Será por eso que los autobuses de larga distancia son jumbos de dos plantas que vuelan por la llanura con luces de neón. Los asientos regordetes se tumban como la primera clase de Lufthansa y las azafatas se afanan con platos de ravioles y canilla libre de champán. En los ómnibus se duerme con el abandono soporífero de las carreteras de llanura y girasol: nada que hacer más que rodar y leer y dormir y mirar cómo se pone el sol y cómo vuelve a salir con medialunas calientes y manta escocesa y otra película más.
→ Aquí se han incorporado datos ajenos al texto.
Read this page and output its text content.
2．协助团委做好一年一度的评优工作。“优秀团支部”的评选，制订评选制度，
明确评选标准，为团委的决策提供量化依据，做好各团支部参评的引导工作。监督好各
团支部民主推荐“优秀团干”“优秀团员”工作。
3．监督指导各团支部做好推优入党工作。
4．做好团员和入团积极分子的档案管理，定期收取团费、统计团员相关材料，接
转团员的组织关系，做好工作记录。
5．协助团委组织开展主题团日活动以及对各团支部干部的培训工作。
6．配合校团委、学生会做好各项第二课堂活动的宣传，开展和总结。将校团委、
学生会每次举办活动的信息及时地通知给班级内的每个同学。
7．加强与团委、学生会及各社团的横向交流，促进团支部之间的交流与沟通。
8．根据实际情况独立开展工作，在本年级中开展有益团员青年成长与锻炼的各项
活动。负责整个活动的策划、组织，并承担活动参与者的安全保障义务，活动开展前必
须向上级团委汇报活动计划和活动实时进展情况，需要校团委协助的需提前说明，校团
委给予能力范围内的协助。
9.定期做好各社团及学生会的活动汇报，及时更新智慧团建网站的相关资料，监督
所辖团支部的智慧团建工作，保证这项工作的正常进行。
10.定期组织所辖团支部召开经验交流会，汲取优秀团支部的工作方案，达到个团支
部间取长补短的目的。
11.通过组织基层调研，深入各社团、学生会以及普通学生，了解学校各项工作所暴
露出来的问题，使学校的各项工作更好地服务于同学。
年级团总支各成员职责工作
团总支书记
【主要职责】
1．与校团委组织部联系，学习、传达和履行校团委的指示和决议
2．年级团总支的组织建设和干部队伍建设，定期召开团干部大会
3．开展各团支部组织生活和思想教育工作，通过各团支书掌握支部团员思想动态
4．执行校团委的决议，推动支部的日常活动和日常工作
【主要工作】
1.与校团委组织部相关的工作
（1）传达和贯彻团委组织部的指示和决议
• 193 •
Poco después de Semana Santa viajé de Posadas a Buenos Aires en uno de estos meteoros de doce ruedas. Me despertaron pasos en el pavimento y un murmullo lejano cuando el amanecer se colaba por el velcro de las cortinas. Llevábamos horas trabados en un corte de ruta, cerca de Gualeguaychú, en la provincia de Entre Ríos: parados en medio de una vía láctea de autobuses alumbrados por el sol oriental. En la otra mano de la ruta, la cola de camiones descansaba a la sombra de los autobuses. Sus conductores tomaban mate o paseaban comentando las formidables bondades de sus cargueros de largo aliento. Caminé un rato entre las dos filas y por las banquinas y llegué hasta el piquete que represaba el tránsito con rastras de carpir. La encuesta de opinión pública me dio nadie enojado. Ya sumaban unos quinientos cortes en todo el país en contra de las abusivas retenciones a las exportaciones agrarias decretadas por el gobierno central para recaudar, recaudar y recaudar.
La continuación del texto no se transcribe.